The Romans viewed homosexual relationships much like they viewed war, in terms of the dominant and the submissive, and the most common kind of male homosexual relationship in that period was a dominant lead with a submissive or "effeminate" (female-acting) younger male (which is how some English bibles render μαλακοι in 1 Cor. 6:9 in lieu of "men who practice homosexuality"). Again, put it back into the context, and the message is plain.
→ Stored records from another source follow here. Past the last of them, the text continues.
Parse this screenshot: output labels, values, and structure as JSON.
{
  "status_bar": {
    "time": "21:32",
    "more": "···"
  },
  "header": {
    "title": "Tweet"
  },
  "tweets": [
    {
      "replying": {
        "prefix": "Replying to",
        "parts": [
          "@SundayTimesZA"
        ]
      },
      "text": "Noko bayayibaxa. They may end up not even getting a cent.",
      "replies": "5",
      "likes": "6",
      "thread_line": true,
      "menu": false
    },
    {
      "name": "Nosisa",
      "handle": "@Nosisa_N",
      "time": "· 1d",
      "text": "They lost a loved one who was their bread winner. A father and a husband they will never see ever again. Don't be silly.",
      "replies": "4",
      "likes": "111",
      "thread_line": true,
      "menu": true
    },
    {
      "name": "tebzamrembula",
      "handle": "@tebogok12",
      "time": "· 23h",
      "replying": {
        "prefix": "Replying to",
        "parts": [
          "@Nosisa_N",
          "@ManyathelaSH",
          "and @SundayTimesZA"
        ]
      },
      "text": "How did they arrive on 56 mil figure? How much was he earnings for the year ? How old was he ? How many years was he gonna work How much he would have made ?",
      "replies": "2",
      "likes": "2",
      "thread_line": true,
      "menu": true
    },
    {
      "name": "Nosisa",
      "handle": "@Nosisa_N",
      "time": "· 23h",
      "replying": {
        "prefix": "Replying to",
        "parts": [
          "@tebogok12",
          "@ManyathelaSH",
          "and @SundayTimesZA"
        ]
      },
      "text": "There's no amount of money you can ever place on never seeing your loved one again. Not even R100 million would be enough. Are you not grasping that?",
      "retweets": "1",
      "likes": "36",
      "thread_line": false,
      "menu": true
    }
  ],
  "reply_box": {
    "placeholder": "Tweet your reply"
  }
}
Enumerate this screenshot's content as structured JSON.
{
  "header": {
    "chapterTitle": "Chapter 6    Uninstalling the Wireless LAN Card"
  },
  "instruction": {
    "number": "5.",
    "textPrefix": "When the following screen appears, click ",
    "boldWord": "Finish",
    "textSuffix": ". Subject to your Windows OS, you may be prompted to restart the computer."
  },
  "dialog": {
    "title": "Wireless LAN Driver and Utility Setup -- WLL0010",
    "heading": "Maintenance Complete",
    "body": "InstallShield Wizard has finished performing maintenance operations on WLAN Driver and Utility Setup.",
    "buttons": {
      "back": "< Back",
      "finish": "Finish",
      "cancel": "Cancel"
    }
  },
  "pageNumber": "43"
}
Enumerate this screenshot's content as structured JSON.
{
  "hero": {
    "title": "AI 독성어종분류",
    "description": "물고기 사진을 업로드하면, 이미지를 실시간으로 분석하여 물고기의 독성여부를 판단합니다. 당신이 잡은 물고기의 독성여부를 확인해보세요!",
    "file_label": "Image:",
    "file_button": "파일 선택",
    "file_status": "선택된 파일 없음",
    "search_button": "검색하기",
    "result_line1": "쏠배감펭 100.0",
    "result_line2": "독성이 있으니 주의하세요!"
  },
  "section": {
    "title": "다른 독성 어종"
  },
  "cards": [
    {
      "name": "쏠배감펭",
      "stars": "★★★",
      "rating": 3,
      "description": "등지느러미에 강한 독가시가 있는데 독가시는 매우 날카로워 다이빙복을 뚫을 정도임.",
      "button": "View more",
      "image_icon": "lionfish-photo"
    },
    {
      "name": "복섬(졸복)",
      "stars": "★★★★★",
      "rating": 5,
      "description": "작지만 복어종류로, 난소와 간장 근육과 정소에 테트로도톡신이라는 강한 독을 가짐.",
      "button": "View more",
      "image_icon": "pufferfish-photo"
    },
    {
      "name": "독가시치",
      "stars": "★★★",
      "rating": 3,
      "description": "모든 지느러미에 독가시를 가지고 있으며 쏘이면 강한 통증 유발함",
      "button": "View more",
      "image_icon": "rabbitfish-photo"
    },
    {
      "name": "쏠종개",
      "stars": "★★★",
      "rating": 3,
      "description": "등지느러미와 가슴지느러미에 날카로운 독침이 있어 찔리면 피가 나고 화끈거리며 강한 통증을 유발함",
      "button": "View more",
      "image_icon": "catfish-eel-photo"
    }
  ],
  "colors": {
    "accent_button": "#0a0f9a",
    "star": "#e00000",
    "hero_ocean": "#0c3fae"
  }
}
Last I checked, men having relations with other men is homosexuality regardless of the age of the participants; age merely determines when said homosexuality is also paedophilia (which, by the way, the Romans tolerated but heavily frowned upon well before Christianity was introduced into the equation).
Going back to Romans 1, the entire section is a progression of humanity does this without God, therefore God lets then go into their own depravity and suffer the consequences of it:
- Humanity refuses to honor God and instead worships creation rather than the creator (vv. 21-23);
- Therefore God gives them up to their own lusts (v. 24);
- Humanity then exchanges truth for a lie and serves the creature (themselves) rather than the creator (v. 25);
- Therefore God gives them up to dishonorable passions, which include women "exchanging natural relations for those that are contrary to nature" and men "[giving] up natural relations with women ... consumed with passion for one another" and "receiving in themselves the due penalty for their error" (vv. 26-27) "giving up natural relations with women" in favor of "other men" is clearly descriptive of same-sex sexual relationships
- Humanity does not see fit to acknowledge God (v. 28a);
- Therefore God gives them up to a "debased mind to do what ought not to be done" (v. 28b), the attributes of which are listed in vv. 29-31—not only that, but "give[s] approval to those who practice them"; the consequences of which are that humanity "deserve[s] to die" (v. 34).
Keep going through Chapters 2, 3, and 4, and Paul undertakes a systematic takedown of both gentile and Jewish morality and law (the gentiles may not have the Law, but they are still a law to themselves), concluding that neither can claim any righteous standing before God apart from Jesus Christ (3:21), which he then affirms in Chapter 5.